He seemed scarcely to hear what she said, and touched her cheek with a caressing palm as he exclaimed, “Rhoda, my sweet, your face is like a guardian angel’s!”

Before Jefferson Delavan reached Fairmount again the Thing had happened that made the North gasp with wonder and set the South beside itself with fear and rage. The amazing audacity of John Brown’s attack upon Harper’s Ferry and the rankling distrust between the two sections make reasonable, to impartial eyes of a later day, the alarming significance which the southern people, especially those in the border states, saw in Brown’s foredoomed enterprise. The slaveholders of Kentucky were aroused to almost as extreme a pitch of angry apprehension and defiance as were the people of Virginia.

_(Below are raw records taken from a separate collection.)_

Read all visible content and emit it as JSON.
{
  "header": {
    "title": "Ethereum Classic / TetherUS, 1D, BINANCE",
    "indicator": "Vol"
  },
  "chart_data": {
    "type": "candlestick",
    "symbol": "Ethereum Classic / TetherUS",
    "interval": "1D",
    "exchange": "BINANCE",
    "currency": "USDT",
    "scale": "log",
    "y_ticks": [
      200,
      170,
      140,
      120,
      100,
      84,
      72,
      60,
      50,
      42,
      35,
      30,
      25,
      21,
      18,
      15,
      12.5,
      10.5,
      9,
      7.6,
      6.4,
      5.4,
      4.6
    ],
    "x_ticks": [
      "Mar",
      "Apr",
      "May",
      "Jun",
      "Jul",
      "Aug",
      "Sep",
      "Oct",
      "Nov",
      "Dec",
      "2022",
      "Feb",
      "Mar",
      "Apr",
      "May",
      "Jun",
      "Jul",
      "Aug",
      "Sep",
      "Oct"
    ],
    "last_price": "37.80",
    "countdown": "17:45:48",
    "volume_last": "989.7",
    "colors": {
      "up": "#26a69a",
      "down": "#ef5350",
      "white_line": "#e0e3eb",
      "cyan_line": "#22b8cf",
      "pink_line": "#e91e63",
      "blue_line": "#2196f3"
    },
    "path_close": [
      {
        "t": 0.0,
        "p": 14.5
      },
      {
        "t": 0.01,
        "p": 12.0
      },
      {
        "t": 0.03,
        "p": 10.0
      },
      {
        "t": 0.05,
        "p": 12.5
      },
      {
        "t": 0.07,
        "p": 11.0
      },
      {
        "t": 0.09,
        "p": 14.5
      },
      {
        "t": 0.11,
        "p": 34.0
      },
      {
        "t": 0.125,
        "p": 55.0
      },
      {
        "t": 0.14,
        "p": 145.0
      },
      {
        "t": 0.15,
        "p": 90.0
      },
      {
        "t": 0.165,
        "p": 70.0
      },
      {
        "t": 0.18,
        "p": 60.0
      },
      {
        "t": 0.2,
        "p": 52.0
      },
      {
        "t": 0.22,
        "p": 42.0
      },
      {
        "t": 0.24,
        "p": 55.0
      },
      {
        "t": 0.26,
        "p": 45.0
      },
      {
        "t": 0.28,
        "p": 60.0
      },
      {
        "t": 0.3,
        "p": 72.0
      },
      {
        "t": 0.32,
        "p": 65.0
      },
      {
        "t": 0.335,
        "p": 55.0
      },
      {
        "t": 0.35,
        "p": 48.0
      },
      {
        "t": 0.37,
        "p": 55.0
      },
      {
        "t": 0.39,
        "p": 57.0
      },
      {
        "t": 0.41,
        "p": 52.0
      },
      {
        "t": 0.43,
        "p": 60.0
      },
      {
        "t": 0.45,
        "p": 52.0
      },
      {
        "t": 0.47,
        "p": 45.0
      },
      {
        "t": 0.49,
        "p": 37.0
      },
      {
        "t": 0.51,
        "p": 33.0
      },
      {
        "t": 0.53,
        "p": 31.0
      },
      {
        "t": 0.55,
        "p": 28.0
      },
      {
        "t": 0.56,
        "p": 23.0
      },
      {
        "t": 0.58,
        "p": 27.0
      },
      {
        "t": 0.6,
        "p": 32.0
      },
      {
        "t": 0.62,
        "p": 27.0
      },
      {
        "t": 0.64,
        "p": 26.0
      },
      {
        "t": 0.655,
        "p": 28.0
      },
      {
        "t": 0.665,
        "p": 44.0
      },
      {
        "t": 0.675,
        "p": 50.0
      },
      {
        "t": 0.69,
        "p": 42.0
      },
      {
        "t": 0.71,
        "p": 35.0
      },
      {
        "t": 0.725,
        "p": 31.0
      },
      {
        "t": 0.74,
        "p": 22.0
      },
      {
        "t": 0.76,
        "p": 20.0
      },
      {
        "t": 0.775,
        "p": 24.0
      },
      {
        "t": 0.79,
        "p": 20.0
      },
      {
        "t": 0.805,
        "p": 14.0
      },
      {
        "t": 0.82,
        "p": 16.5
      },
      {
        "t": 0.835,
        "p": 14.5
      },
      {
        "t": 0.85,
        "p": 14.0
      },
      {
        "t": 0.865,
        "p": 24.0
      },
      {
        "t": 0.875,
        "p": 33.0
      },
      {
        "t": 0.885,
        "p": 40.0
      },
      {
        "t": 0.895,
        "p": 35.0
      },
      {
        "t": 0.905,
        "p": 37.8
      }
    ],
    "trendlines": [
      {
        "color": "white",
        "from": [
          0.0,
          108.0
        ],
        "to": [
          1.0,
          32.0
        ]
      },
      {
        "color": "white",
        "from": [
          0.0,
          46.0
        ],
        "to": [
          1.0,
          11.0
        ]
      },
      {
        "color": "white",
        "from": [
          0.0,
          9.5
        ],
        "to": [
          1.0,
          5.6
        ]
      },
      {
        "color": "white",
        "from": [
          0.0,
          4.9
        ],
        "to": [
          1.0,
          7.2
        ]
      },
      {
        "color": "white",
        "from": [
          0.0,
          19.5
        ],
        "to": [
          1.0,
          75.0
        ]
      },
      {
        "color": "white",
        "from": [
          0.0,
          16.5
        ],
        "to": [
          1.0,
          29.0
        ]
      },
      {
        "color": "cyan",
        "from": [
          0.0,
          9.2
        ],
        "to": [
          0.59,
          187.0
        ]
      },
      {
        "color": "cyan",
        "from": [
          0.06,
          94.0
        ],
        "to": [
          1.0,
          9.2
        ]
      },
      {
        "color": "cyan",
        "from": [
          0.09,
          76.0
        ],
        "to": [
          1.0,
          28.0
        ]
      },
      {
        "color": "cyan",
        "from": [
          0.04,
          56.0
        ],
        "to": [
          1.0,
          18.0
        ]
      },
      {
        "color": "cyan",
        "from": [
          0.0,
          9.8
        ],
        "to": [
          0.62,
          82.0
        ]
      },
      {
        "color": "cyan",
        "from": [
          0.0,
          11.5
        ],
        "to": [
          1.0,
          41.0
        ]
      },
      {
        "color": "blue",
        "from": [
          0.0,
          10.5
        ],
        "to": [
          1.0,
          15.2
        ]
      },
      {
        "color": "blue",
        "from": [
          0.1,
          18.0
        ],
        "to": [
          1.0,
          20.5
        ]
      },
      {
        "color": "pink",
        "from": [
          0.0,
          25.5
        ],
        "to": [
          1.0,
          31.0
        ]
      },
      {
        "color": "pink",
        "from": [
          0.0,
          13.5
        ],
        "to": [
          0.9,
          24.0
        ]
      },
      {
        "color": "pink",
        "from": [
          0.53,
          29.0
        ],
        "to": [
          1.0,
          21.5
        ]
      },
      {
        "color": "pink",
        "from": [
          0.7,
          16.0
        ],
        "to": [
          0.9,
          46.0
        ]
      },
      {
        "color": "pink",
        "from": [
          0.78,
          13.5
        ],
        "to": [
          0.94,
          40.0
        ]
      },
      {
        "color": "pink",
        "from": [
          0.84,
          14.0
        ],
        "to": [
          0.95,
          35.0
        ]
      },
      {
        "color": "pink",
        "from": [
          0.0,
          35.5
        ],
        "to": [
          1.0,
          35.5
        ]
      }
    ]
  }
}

Rhoda Ware had not to wait even three weeks for the expected letter from Jefferson Delavan.

“You were right,” he wrote. “You saw the obstacles that lie between us more clearly than I did—or, perhaps, you had more information than I of the treacherous lengths to which the North would dare to go in the desire to overthrow the ordinary rights of a state and to undermine the power of the government under which both sections have solemnly sworn to live. This attempt to incite the slaves to insurrection and the butchery of their masters proves to all of us that neither property nor life is safe in the South. At any moment another plot may break forth, no man can tell where, and be more successful than this one was. The South needs now, more than she ever did before, every one of her sons whom she can trust. I cannot desert her in her hour of peril. From the bottom of my heart I thank you, Rhoda, that you made it possible for me to remain, without dishonor, in the position where every instinct of duty and honor and loyalty demands that I stay. It was like you to know that, much as I love you, love would have to yield to honor if it came to a test between the two, and it has made me love you all the more, if that were possible, to know that your love is so rich and noble and generous.

“God knows what the future may hold for us two. For the first time since our love began I can see no hope for us. The feeling between the North and the South grows intolerable and the bonds between them cannot last much longer. As long as the South and her interests are in danger, my conscience, my sense of duty, my loyalty, all my ideals and aspirations, bid me stay here. And here I know you will not come.

“But whatever happens, dear, I shall always thank God that I have had the privilege of knowing and loving you, while the knowledge that you, such a peerless woman as you, have loved me will be as long as I live the most precious treasure of my heart. I have many dear memories of our love, but the dearest of them all is of that last day we had together, that splendid ride, when you were so adorable, and of all the sweet pictures of you that I cherish the sweetest of all is of your face as you leaned toward me in the wood and said, ‘It is for your sake, dear Jeff.’

“Only God knows whether or not we shall ever see each other again. But I shall always love you, and as long as we both live I shall treasure in my heart the belief that you still love me. Good-by, dear heart.”

“At last, it is all over,” Rhoda said to herself when she had read the letter. “He sees, at last, as I did so long ago, that there is no hope for us. No—he sees none, now, but I can a little. John Brown has brought the war ten years nearer, father says, and any time it may come. And the war will end slavery. But it’s best not to hope too much.”

She took out the box of his letters and read them all over again, touching them tenderly and kissing the withered rose. “I’d better burn them all now,” she told herself, “and try not to think so much about it after this.”

With such pain in her heart as might have been in Abraham’s when he led Isaac to the altar, she carried her little love treasure to the fire. But even as she held it poised over the flames her resolution failed her. It was too much a part of herself and she could not do it. The little box was put away again in its hiding place and in the months that followed, whenever the ache in her breast would not be hushed in any other way, she solaced her love and longing by reading the letters over and over again, until she almost knew them, word for word.